1) Who or what first inspired you to write?
JB: My parents brought me to our local library every Wednesday afternoon when I was a child and I loved it. I read voraciously as a child but wrote a huge amount as well. The two activities were always connected in my mind. There was never a time when I didn’t think I was going to be a writer. It was just something that lived inside me.
2) What made you decide to revisit WWII with The Boy at the Top of the Mountain?
JB: I didn’t think about The Boy in the Striped Pyjamas when I wrote The Boy at the Top of the Mountain, even though both novels are set during the Second World War. There are hundreds of thousands of stories that can be written about that time and these are just two of them. I’m fascinated by the effect of war on children and the role children play in war. My last book for young readers, Stay Where You Are and Then Leave, was set during World War I. I imagine it’s an era I’ll return to again and again over the course of my life.
3) The Boy in the Striped Pyjamas was turned into a successful movie.

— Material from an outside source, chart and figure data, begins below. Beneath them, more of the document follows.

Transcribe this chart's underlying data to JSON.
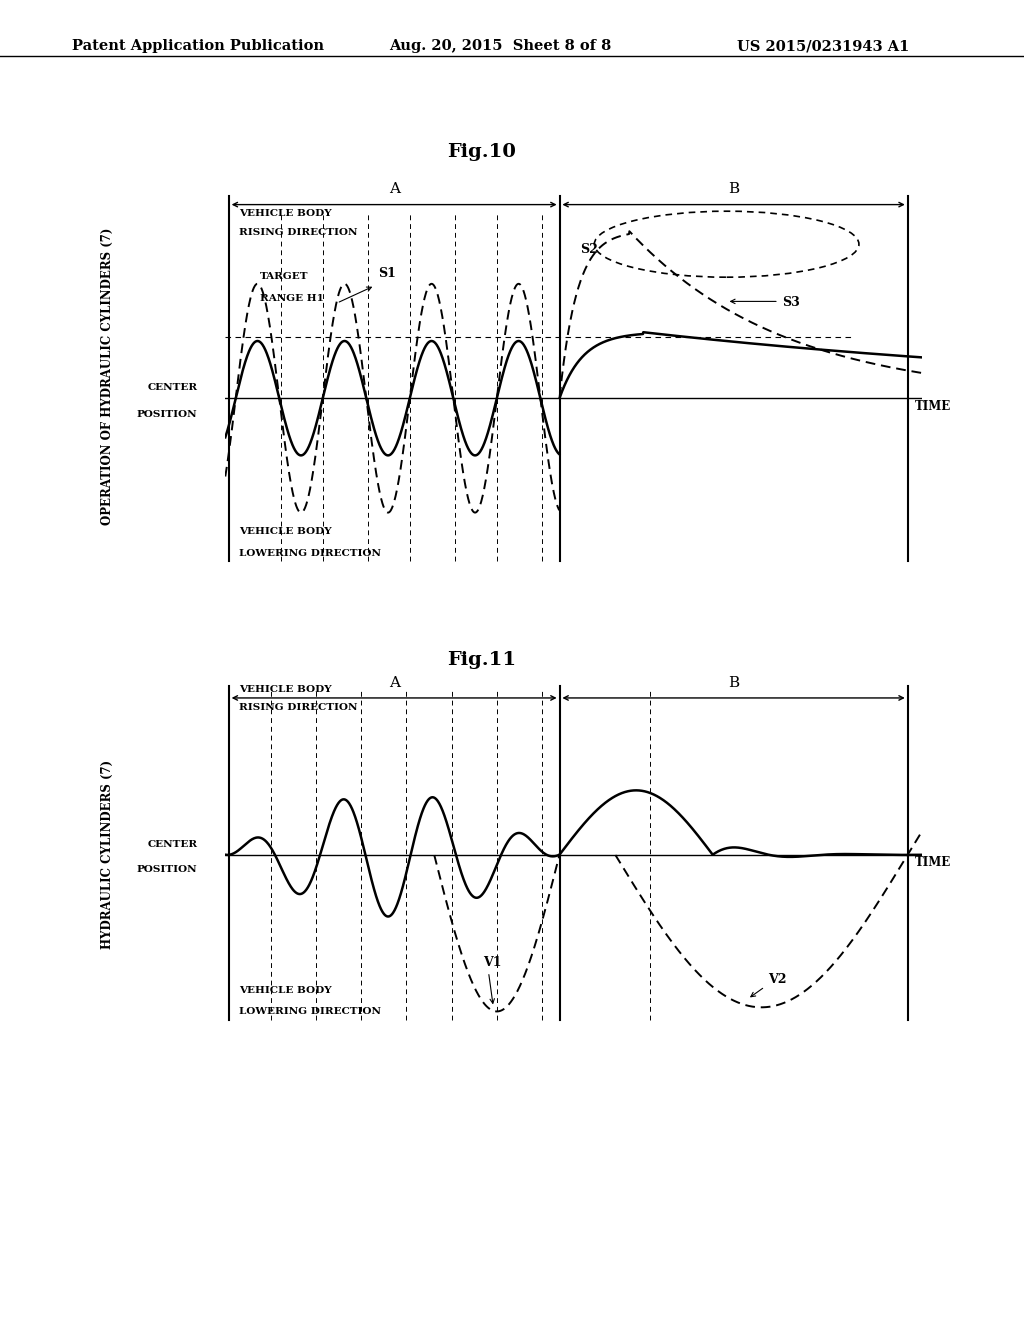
{
  "header_left": "Patent Application Publication",
  "header_center": "Aug. 20, 2015  Sheet 8 of 8",
  "header_right": "US 2015/0231943 A1",
  "fig10_title": "Fig.10",
  "fig11_title": "Fig.11",
  "bg_color": "#ffffff"
}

Did the possibility that The Boy at the Top of the Mountain could follow suit cross your mind whilst writing, and did that affect the shape or feel of the story?
JB: No, not in the slightest. The novelist who writes with one eye on a potential film adaptation will write a bad novel and I don’t write novels as source material for movies. With every novel I write, whether it’s aimed at adults or young readers, I hope to tell an interesting story, one that will move readers. But once it’s out in the world the writer has no control over what will happen to it.
4) You’re a writer of fiction for adults as well as children. Have you ever started writing a book intended for adults, only to end up writing it for children (or vice versa)?
JB: No, but I’ve used an idea for one as the basis for the other. The Boy at the Top of the Mountain, for example, was originally conceived as an adult novel but I couldn’t find my way into the story. Then I thought about using a child at the centre and it became a novel for young people.
5) Where do you write?
JB: Anywhere. My favourite place is at home in Dublin but I can and do write in hotel rooms, on planes and trains, in cafes. I always have my laptop with me and I’m always working on a book.